Attractivité fiscale en Suisse : propositions pour rattraper le retard face à la concurrence européenne
Attractivité fiscale : des pistes pour que la Suisse rattrape son retard
Une fenêtre d’opportunité fiscale s’est ouverte en début d’année, et la Suisse n’en profite pas pour améliorer son attractivité. Deux professeurs de droit, Robert Danon et Pascal Hinny, suggèrent des pistes pour rattraper ce retard.
En début d’année, l’OCDE a autorisé de nouvelles possibilités d’incitations fiscales suite au retrait des États-Unis du système d’impôt mondial minimum pour les multinationales. Les États peuvent désormais accorder des Qualified Tax Incentives (QTI) à des entreprises présentant de la « substance » sur leur territoire, c’est-à-dire des employés ou des sites de production. Ce nouveau cadre offre une grande marge de manœuvre pour accorder des incitations en faveur de la recherche et développement (R&D), à condition que cette activité soit effectuée dans le pays, avec des limites aux dépenses prises en compte.
Cependant, la Suisse n’utilise pas pleinement ces nouvelles opportunités, estiment les professeurs Danon et Hinny, auteurs d’un avis de droit pour SwissHoldings, l’association des multinationales présentes en Suisse, rendu public cette semaine.

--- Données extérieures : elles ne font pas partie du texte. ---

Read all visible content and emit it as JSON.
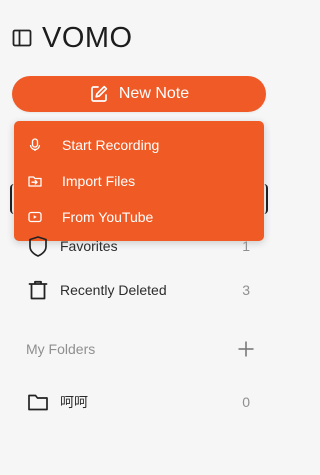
{
  "app": {
    "title": "VOMO"
  },
  "new_note": {
    "label": "New Note"
  },
  "menu": {
    "items": [
      {
        "label": "Start Recording",
        "icon": "microphone-icon"
      },
      {
        "label": "Import Files",
        "icon": "import-icon"
      },
      {
        "label": "From YouTube",
        "icon": "youtube-icon"
      }
    ]
  },
  "nav": {
    "favorites": {
      "label": "Favorites",
      "count": "1"
    },
    "recently_deleted": {
      "label": "Recently Deleted",
      "count": "3"
    }
  },
  "folders": {
    "heading": "My Folders",
    "items": [
      {
        "label": "呵呵",
        "count": "0"
      }
    ]
  },
  "colors": {
    "accent": "#ef5a27",
    "background": "#f6f6f7"
  }
}
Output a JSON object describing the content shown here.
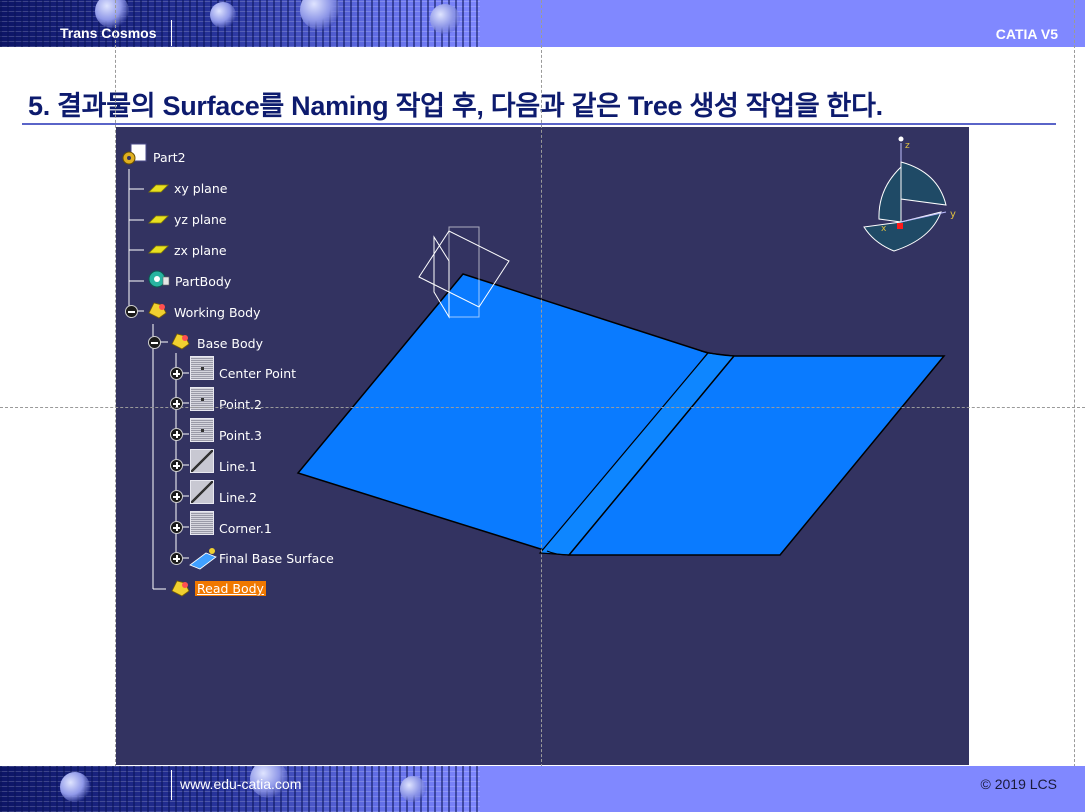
{
  "header": {
    "left": "Trans Cosmos",
    "right": "CATIA V5"
  },
  "title": "5. 결과물의 Surface를 Naming 작업 후, 다음과 같은 Tree 생성 작업을 한다.",
  "footer": {
    "left": "www.edu-catia.com",
    "right": "© 2019 LCS"
  },
  "tree": {
    "root": "Part2",
    "items": [
      "xy plane",
      "yz plane",
      "zx plane",
      "PartBody",
      "Working Body",
      "Base Body",
      "Center Point",
      "Point.2",
      "Point.3",
      "Line.1",
      "Line.2",
      "Corner.1",
      "Final Base Surface",
      "Read Body"
    ],
    "selected": "Read Body"
  },
  "compass": {
    "x": "x",
    "y": "y",
    "z": "z"
  },
  "colors": {
    "background": "#333361",
    "surface": "#0a7bff",
    "selection": "#f07800",
    "band": "#8088ff"
  }
}
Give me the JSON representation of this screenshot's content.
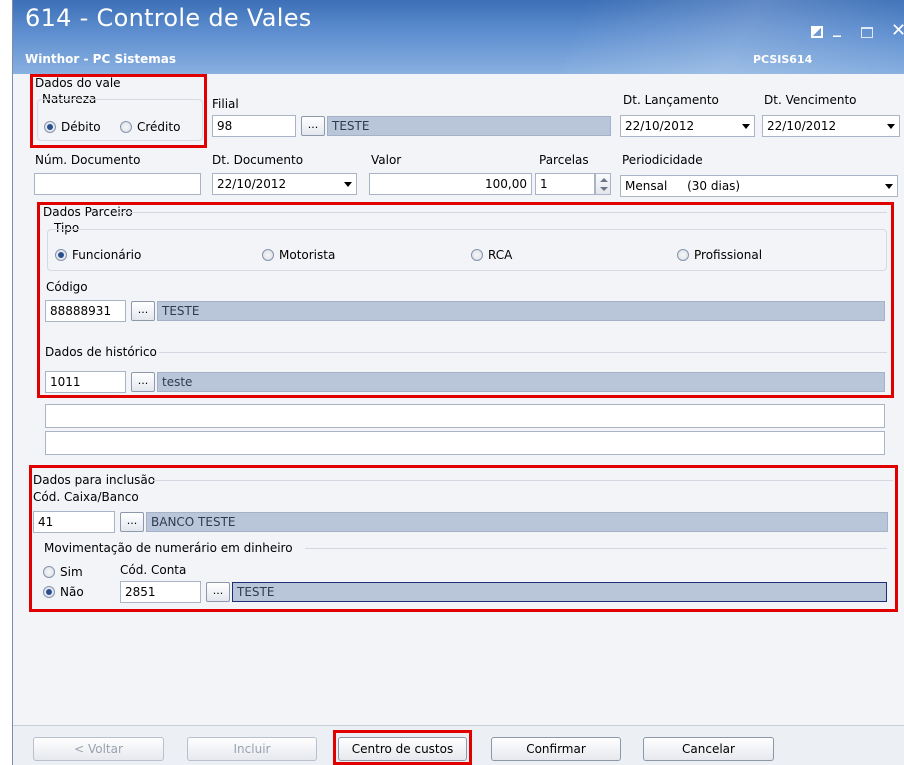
{
  "window": {
    "title": "614 - Controle de Vales",
    "subtitle": "Winthor - PC Sistemas",
    "code": "PCSIS614"
  },
  "dados_vale": {
    "group_label": "Dados do vale",
    "natureza_label": "Natureza",
    "debito_label": "Débito",
    "credito_label": "Crédito",
    "natureza_selected": "Débito"
  },
  "filial": {
    "label": "Filial",
    "value": "98",
    "desc": "TESTE"
  },
  "dt_lancamento": {
    "label": "Dt. Lançamento",
    "value": "22/10/2012"
  },
  "dt_vencimento": {
    "label": "Dt. Vencimento",
    "value": "22/10/2012"
  },
  "num_documento": {
    "label": "Núm. Documento",
    "value": ""
  },
  "dt_documento": {
    "label": "Dt. Documento",
    "value": "22/10/2012"
  },
  "valor": {
    "label": "Valor",
    "value": "100,00"
  },
  "parcelas": {
    "label": "Parcelas",
    "value": "1"
  },
  "periodicidade": {
    "label": "Periodicidade",
    "value": "Mensal",
    "detail": "(30 dias)"
  },
  "dados_parceiro": {
    "group_label": "Dados Parceiro",
    "tipo_label": "Tipo",
    "tipos": [
      "Funcionário",
      "Motorista",
      "RCA",
      "Profissional"
    ],
    "tipo_selected": "Funcionário",
    "codigo_label": "Código",
    "codigo_value": "88888931",
    "codigo_desc": "TESTE",
    "historico_label": "Dados de histórico",
    "historico_value": "1011",
    "historico_desc": "teste",
    "obs_line1": "",
    "obs_line2": ""
  },
  "dados_inclusao": {
    "group_label": "Dados para inclusão",
    "caixa_label": "Cód. Caixa/Banco",
    "caixa_value": "41",
    "caixa_desc": "BANCO TESTE",
    "mov_label": "Movimentação de numerário em dinheiro",
    "sim_label": "Sim",
    "nao_label": "Não",
    "mov_selected": "Não",
    "conta_label": "Cód. Conta",
    "conta_value": "2851",
    "conta_desc": "TESTE"
  },
  "dots_label": "...",
  "buttons": {
    "voltar": "< Voltar",
    "incluir": "Incluir",
    "centro_custos": "Centro de custos",
    "confirmar": "Confirmar",
    "cancelar": "Cancelar"
  },
  "colors": {
    "titlebar": "#3c6fb7",
    "highlight": "#e00000",
    "desc_field": "#b9c6d9"
  }
}
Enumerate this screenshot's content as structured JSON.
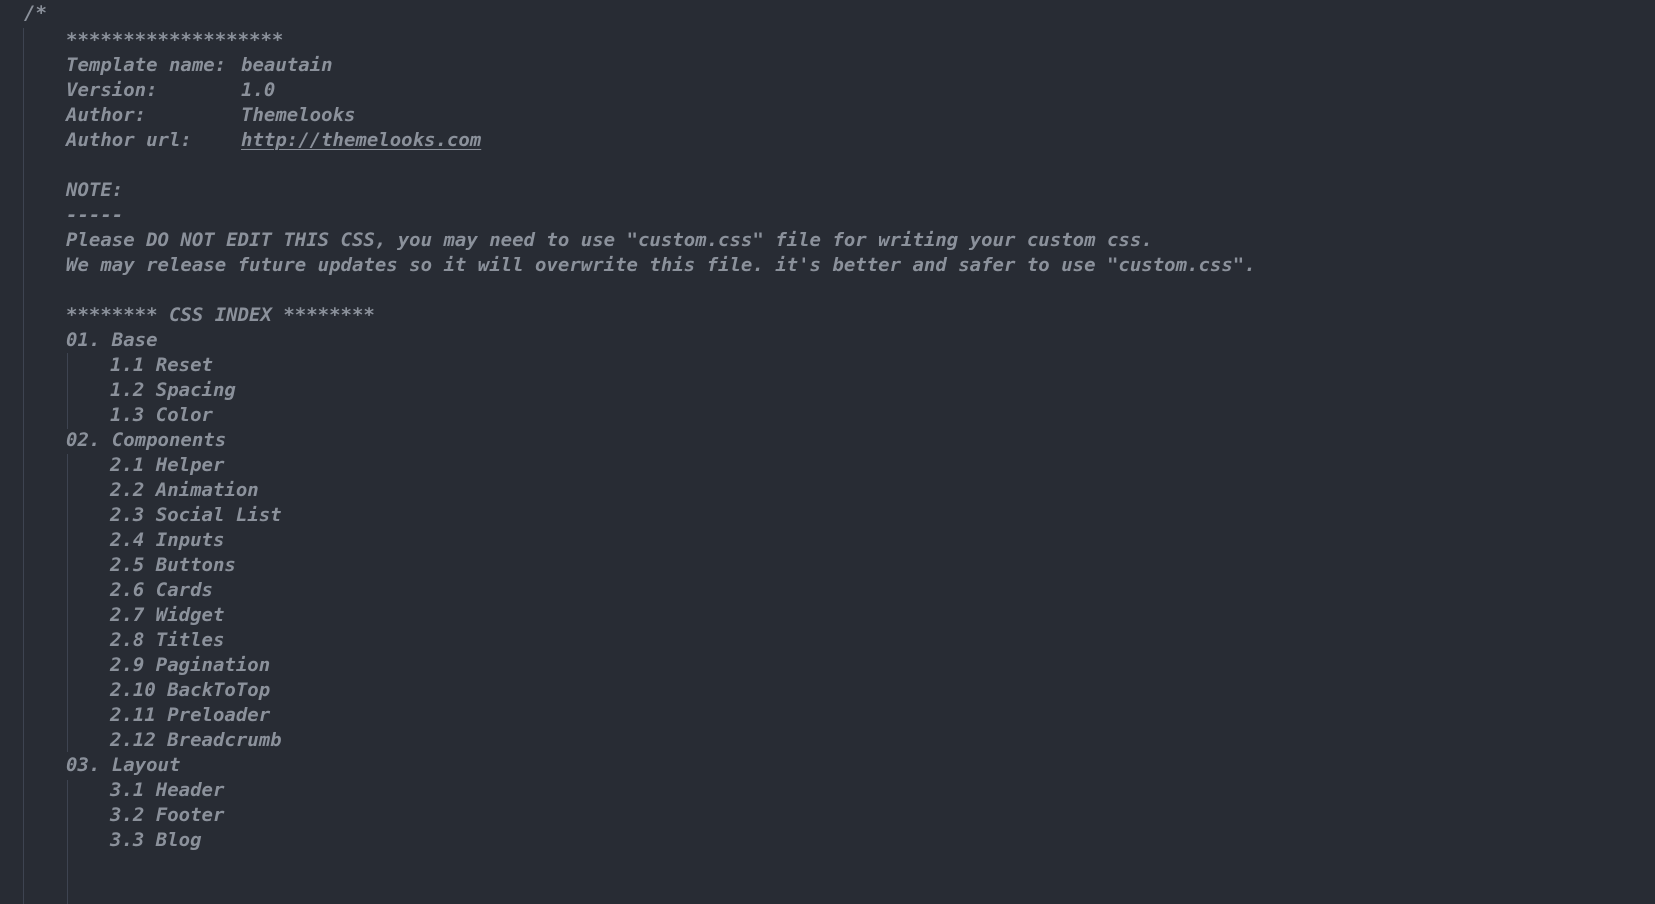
{
  "editor": {
    "comment_open": "/*",
    "stars_line": "*******************",
    "header": {
      "template_label": "Template name:",
      "template_value": "beautain",
      "version_label": "Version:",
      "version_value": "1.0",
      "author_label": "Author:",
      "author_value": "Themelooks",
      "author_url_label": "Author url:",
      "author_url_value": "http://themelooks.com"
    },
    "note": {
      "title": "NOTE:",
      "underline": "-----",
      "line1": "Please DO NOT EDIT THIS CSS, you may need to use \"custom.css\" file for writing your custom css.",
      "line2": "We may release future updates so it will overwrite this file. it's better and safer to use \"custom.css\"."
    },
    "index_title": "******** CSS INDEX ********",
    "index": [
      {
        "label": "01. Base",
        "items": [
          "1.1 Reset",
          "1.2 Spacing",
          "1.3 Color"
        ]
      },
      {
        "label": "02. Components",
        "items": [
          "2.1 Helper",
          "2.2 Animation",
          "2.3 Social List",
          "2.4 Inputs",
          "2.5 Buttons",
          "2.6 Cards",
          "2.7 Widget",
          "2.8 Titles",
          "2.9 Pagination",
          "2.10 BackToTop",
          "2.11 Preloader",
          "2.12 Breadcrumb"
        ]
      },
      {
        "label": "03. Layout",
        "items": [
          "3.1 Header",
          "3.2 Footer",
          "3.3 Blog"
        ]
      }
    ]
  }
}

La majorité des États vont plus loin que la Suisse
En Suisse, deux outils sont utilisés : la super-déduction de 50 % des frais de R&D et la patent box, qui permet de défiscaliser les revenus de la propriété intellectuelle. La super-déduction est facultative et soumise à des conditions plus restrictives que dans d’autres pays, tandis que la patent box, obligatoire, a nettement perdu de son attractivité. À l’international, la super-déduction et le crédit d’impôt en faveur de la R&D sont des mes phares, alors qu’en Suisse, la patent box a été mise en avant.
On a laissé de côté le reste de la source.